Open-Media-Studies-Blog

Open-Access-Finanzierung – Mission (im)possible?

Zu Open-Access-Finanzierungsmodellen für die Medien- und Kommunikationswissenschaft

15.8.2022

Open Access in der Medien- und Kommunikationswissenschaft

Open Access und Open Science sind aus der Wissenschaftskommunikation nicht mehr wegzudenken, auch in der Medien- und Kommunikationswissenschaft wird beides zunehmend diskutiert. So widmete sich die 70. Jahrestagung der International Communication Association 2020 dem Thema Open Communication. Dienlin u.a. stellten 2021 «An Agenda for Open Science in Communication» vor, die in das Special Issue «Open Communication Research» des Journal of Communication im selben Jahr mündete.

Auch im deutschsprachigen Kontext spielen Open Science und Open Access (OA) im Speziellen eine immer größere Rolle: Seit 2017 erscheint das Publikationsorgan der Gesellschaft für Medienwissenschaft (GfM), die Zeitschrift für Medienwissenschaft , im Open Access. Der Open-Media-Studies-Blog bietet seit 2018 ein öffentliches Forum für aktuelle Debatten zum Verhältnis der Medienwissenschaft zum Themenkomplex Open Science/Open Scholarship. Erklärtes Ziel auch der 2018 in der GfM gegründeten AG Open Media Studies ist eine «Positionierung der deutschsprachigen Medienwissenschaft in diesem Feld». Ein weiterer wichtiger Akteur ist das Repositorium für die Medienwissenschaft media/rep/, auf dem medienwissenschaftliche Publikationen im Open Access (zweit-)veröffentlicht und recherchiert werden können. Der Fachinformationsdienst Medien-, Film- und Kommunikationswissenschaft adlr.link sensibilisiert die Fachcommunity ebenfalls für dieses Thema, indem er beispielsweise OA-Ressourcen im Suchkatalog extra kennzeichnet und bei der Konzeption von OA-Finanzierungsmodellen berät.

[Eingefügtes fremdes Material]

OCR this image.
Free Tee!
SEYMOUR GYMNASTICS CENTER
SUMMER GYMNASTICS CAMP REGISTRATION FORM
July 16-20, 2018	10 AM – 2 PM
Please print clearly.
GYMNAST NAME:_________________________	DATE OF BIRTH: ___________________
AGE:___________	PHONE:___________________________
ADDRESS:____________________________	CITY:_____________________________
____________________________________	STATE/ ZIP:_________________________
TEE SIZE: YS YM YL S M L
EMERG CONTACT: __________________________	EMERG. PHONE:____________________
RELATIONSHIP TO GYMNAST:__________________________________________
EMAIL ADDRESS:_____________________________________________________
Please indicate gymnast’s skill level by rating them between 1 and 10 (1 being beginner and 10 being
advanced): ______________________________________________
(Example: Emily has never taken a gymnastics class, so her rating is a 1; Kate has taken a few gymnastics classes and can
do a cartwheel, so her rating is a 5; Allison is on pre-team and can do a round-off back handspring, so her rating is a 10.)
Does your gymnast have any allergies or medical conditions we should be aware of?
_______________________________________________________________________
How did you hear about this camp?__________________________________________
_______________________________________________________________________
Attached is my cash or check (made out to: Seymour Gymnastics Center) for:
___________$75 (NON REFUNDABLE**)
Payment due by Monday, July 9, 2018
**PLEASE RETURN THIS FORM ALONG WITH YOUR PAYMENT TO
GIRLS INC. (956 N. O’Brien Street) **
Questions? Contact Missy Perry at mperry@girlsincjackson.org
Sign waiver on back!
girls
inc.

Rolle der Universitätsbibliotheken bei der OA-Transformation

Neben fachlichen Überlegungen stellt sich bei der Entscheidung bezüglich einer OA-Publikation auch die Frage nach der Finanzierung. Viele Wissenschaftler_innen werden mit hohen Publikationsgebühren beim OA-Publizieren konfrontiert, die insbesondere für die Geistes- und Sozialwissenschaften eine große Hürde für die Etablierung dieses Publikationswegs darstellen. Hier kommt den Universitätsbibliotheken (UB) eine wichtige Rolle zu, die Wissenschaftler_innen ihrer Einrichtungen bei der Finanzierung von OA-Publikationen bedarfsgerecht zu unterstützen, ihnen passende Wege aufzuzeigen, aber auch die OA-Inhalte nachzuweisen und deren Auffindbarkeit sicherzustellen.

Die UB Leipzig beispielsweise unterstützt die OA-Transformation konsequent seit vielen Jahren. Die OA-Finanzierung stellt dabei einen zentralen Bestandteil ihrer Erwerbungspolitik dar. So wird ein großer und wachsender Teil ihres Erwerbungsetats für die Finanzierung von OA-Content verwendet – 2020 betrug der Anteil für Produkte mit OA-Komponente rund 40 % der Kosten, die insgesamt für E-Medien aufgewendet wurden. Die strategische Planung und Mittelverwaltung erfolgt dabei in enger Abstimmung zwischen Erwerbungsleitung, den jeweils zuständigen Fachreferent_innen, den OA-Referentinnen und der E-Medien-Erwerbung.

Neben der Einrichtung von Publikationsfonds für die Finanzierung autorenseitiger Publikationsgebühren für OA-Zeitschriftenbeiträge (APCs) 1 und OA-Monographien und -Sammelbände (BPC) 2 und dem Verhandeln von Transformationsverträgen 3 mit Verlagen mit speziellen OA-Publikationskomponenten fördert die UB Leipzig auch die Umsetzung von verlagsunabhängigen OA-Projekten und beteiligt sich an kooperativen Modellen der OA-Finanzierung.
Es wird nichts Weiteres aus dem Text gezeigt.